/T-FSM

[SIGMOD'23] A Task-Based System for Massively Parallel Frequent Subgraph Pattern Mining from a Big Graph

Primary LanguageC++

T-FSM: A Task-Based System for Massively Parallel Frequent Subgraph Pattern Mining from a Big Graph

Serial Verision

Under the root directory of the project, execute the following commands to compile.

cd T-FSM/serial
make

Run serial FSM using the following command. All frequent patterns are saved in grami_results.txt.

./run -file [GRAPHPATH] -freq [F] -maxNodes [MAXNODE]

GRAPHPATH: required, the input graph path

F: required, the user-given support threshold

MAXNODE: optional, parameter to constrain the maximum subgraph size (number of vertices)

Example:

Use the following command:

./run -file ../data/mico.lg -freq 9480

Parallel Version

Under the root directory of the project, execute the following commands to complie. If the mined patterns are large (>=6 vertices), we highly suggest users enable #OPTIMIZED_MATCH option, which consumes slightly more memory.

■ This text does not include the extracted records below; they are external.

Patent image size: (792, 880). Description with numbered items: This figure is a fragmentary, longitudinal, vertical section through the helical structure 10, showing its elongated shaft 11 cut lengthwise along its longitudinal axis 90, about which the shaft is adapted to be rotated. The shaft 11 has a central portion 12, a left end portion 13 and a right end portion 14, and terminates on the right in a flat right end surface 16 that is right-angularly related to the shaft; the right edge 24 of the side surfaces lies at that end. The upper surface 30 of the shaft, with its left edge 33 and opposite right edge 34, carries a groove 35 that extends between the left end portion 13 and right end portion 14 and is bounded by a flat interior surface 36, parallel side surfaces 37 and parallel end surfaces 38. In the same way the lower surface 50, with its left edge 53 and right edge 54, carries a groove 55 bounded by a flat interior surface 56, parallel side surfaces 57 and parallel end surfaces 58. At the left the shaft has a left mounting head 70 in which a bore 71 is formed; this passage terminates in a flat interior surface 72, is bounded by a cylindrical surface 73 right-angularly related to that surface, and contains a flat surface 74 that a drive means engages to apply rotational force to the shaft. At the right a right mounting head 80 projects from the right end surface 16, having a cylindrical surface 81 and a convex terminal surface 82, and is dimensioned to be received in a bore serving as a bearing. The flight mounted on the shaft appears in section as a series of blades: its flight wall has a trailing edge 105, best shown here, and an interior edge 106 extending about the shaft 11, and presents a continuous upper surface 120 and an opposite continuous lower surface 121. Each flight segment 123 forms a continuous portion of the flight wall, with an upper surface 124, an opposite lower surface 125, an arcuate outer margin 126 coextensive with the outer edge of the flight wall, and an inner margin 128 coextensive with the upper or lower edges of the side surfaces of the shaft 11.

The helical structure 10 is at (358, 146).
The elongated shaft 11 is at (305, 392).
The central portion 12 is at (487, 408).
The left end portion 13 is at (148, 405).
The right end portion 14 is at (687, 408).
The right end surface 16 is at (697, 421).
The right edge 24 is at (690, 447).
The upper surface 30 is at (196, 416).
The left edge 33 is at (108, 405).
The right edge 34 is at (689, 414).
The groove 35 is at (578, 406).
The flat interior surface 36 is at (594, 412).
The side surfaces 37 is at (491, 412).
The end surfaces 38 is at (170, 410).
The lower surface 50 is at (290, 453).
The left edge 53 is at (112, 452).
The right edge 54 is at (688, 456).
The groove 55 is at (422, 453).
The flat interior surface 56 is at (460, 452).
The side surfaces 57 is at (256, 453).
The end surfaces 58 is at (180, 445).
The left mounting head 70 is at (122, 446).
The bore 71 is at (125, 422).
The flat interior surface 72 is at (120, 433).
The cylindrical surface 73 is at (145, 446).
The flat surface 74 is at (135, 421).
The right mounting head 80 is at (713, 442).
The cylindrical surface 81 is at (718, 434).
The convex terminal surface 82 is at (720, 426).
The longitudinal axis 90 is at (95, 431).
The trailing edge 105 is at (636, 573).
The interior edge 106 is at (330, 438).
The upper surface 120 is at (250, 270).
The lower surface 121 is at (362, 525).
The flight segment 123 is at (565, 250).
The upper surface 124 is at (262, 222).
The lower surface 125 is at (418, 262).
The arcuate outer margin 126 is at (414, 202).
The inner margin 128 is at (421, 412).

All frequent patterns are printed with #VERBOSE enabled.

cd T-FSM/parallel
make

Run parallel FSM using the following command.

./run -file [GRAPHPATH] -freq [F] -thread [T] -maxNodes [MAXNODE]

GRAPHPATH: required, the input graph path

F: required, the user-given support threshold

T: required, the number of threads, 32 by default

MAXNODE: optional, parameter to constrain the maximum subgraph size (number of vertices)

Example:

Use the following command:

./run -file ../data/mico.lg -freq 9480 -thread 4

Fraction-Score Version

Under the root directory of the project, execute the following commands to complie.

cd T-FSM/fraction-score
make

Run Fraction-Score FSM using the following command.

./run -file [GRAPHPATH] -freq [F] -thread [T] -maxNodes [MAXNODE]

GRAPHPATH: required, the input graph path

F: required, the user-given support threshold, in terms of Fraction-Score metric

T: required, the number of threads, 32 by default

MAXNODE: optional, parameter to constrain the maximum subgraph size (number of vertices)

Input

Input graph starts with 't N M' where N is the number of vertices and M is the number of edges. A vertex and an edge are formatted as 'v VertexID VertexLabel Degree' and 'e VertexID VertexID EdgeLabel' respectively. Note that we require that the vertexID starts from 0 and the range is [0,|V| - 1] where V is the vertex set. If the input graph is not edge-labelled, mark all edge labels as 1. The following is an input sample

t 5 6
v 0 0 2
v 1 1 3
v 2 2 3
v 3 1 2
v 4 2 2
e 0 1 1
e 0 2 1
e 1 2 1
e 1 3 1
e 2 4 1
e 3 4 1